Here in Northern California’s area code 707 (Sonoma, Napa, Solano Counties) we have again been told by our electric utility provider that planned power outages may be needed to reduce the potential for wildfires in our neighborhoods. Until these outages are no longer necessary, we need to adapt to the outages in our homes and businesses as best we can. Here are a few tips for dealing with the outages in your home, home office and around the community.
1. Back Up Computer Files Regularly. Most computer programs automatically save your work as you go, but not all. Back up your files on your computer, and also make a copy on a portable device such as a thumb drive or exterior hard drive. Assume that without power you won’t have access to your desk top computer files. Since most power outages are implemented just after midnight, get in the habit of backing up files before going to bed each night if you’ve been working on your computer that day.
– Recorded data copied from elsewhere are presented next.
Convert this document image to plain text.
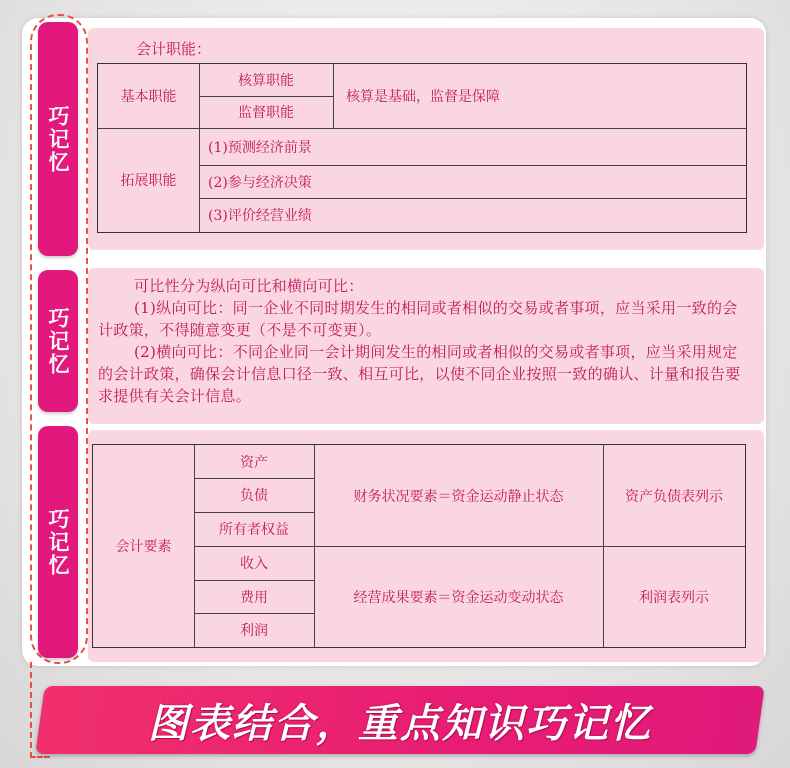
会计职能：
基本职能
核算职能
监督职能
核算是基础，监督是保障
拓展职能
(1)预测经济前景
(2)参与经济决策
(3)评价经营业绩
可比性分为纵向可比和横向可比：
(1)纵向可比：同一企业不同时期发生的相同或者相似的交易或者事项，应当采用一致的会计政策，不得随意变更（不是不可变更）。
(2)横向可比：不同企业同一会计期间发生的相同或者相似的交易或者事项，应当采用规定的会计政策，确保会计信息口径一致、相互可比，以使不同企业按照一致的确认、计量和报告要求提供有关会计信息。
会计要素
资产
负债
所有者权益
财务状况要素＝资金运动静止状态	资产负债表列示
收入
费用
利润
经营成果要素＝资金运动变动状态	利润表列示
巧记忆
巧记忆
巧记忆
图表结合，重点知识巧记忆
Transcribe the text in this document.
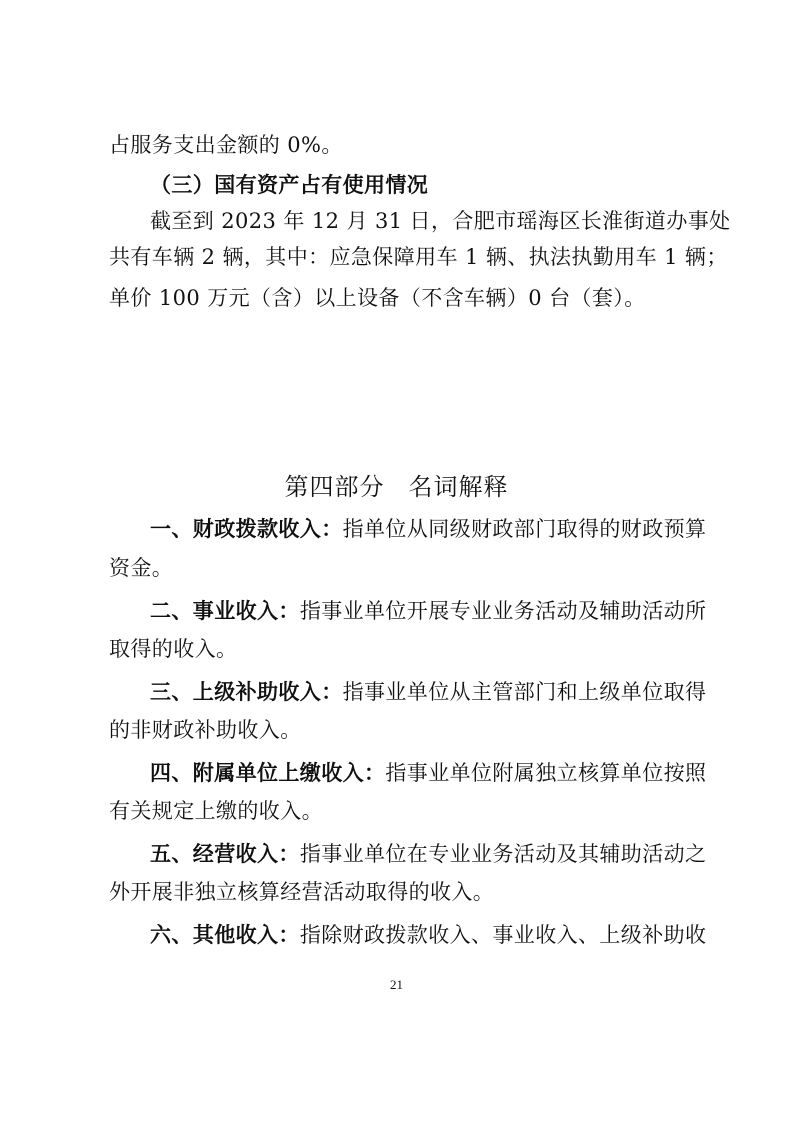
占服务支出金额的 0%。
（三）国有资产占有使用情况
截至到 2023 年 12 月 31 日，合肥市瑶海区长淮街道办事处
共有车辆 2 辆，其中：应急保障用车 1 辆、执法执勤用车 1 辆；
单价 100 万元（含）以上设备（不含车辆）0 台（套）。
第四部分 名词解释
一、财政拨款收入：指单位从同级财政部门取得的财政预算
资金。
二、事业收入：指事业单位开展专业业务活动及辅助活动所
取得的收入。
三、上级补助收入：指事业单位从主管部门和上级单位取得
的非财政补助收入。
四、附属单位上缴收入：指事业单位附属独立核算单位按照
有关规定上缴的收入。
五、经营收入：指事业单位在专业业务活动及其辅助活动之
外开展非独立核算经营活动取得的收入。
六、其他收入：指除财政拨款收入、事业收入、上级补助收
21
2. Charge Your Laptop. I run several programs simultaneously when working and need the big screen of a desk top to work efficiently. That means my laptop isn’t used very often and each time I plug it in the battery requires an hour or more to reach full charge. My virus protection software also requires time to update anti-virus definitions and other safeguards. Keep your laptop plugged in to power and updated.
3. Battery Back Up Units. Purchase battery back up units for all critical computer systems. I have one for my desktop computer and another for my Internet router that keep me online when the power is shut off – as long as my data cable is still active. These back ups typically cost about $100 – $150 and provide about four hours of immediate back up during power outages (more or less dependent upon how many devices are supported). Turn off devices plugged into battery back up units before going to bed at night, since leaving them on could drain the battery back up if the power is cut off while you sleep.
4. Car Chargers. If you don’t currently charge your cell phone in your car, pick up a charging cable and have it ready if car charging becomes your last option.
5. Freeze Water Bottles. This is an old backpacker’s and golfer’s practice that can help save food from spoiling when power is out. Buy several cases of water in plastic bottles and freeze as many bottles as fit in your freezer. When power is out, move the frozen bottles into the refrigerator section or add them to the cooler where you will temporary store your food. Frozen bottles often outlast ice by eight to ten hours and make less of a mess.
6. Stock Up On Foods That Don’t Require Refrigeration. Power outages usually last no longer than three days, so consider getting by for a short time on foods that don’t require cold storage, such as grains, nuts and fruits.
7. Generators. If you invest in a generator, make sure to get one that has the output (Watts) to power the equipment you want to run and that you have it placed to reduce noise and engine fumes in accordance with the manufacturer’s instructions. Also make sure you have enough fuel to run the generator for at least a few days.
8. Become a Grill Master. If your stove is electric, be prepared to cook more often with your charcoal or propane grill. Have extra bags of briquettes or an extra tank on hand.
9. Keep Your Car’s Gas Tank Full. I was working in downtown Sonoma last time planned power outages were announced on the radio and almost immediately lines several blocks long formed at the gas stations along Broadway and Napa Street. Drivers assumed that gas stations without power would shut down. Keep your gas tank at least 2/3 full if possible.
10. Drive With Caution. Many traffic lights are reduced to flashing red lights or do not light at all during power outages. Approach all intersections with caution and apply the same driving courtesies you would give other drivers if every approach had a stop sign.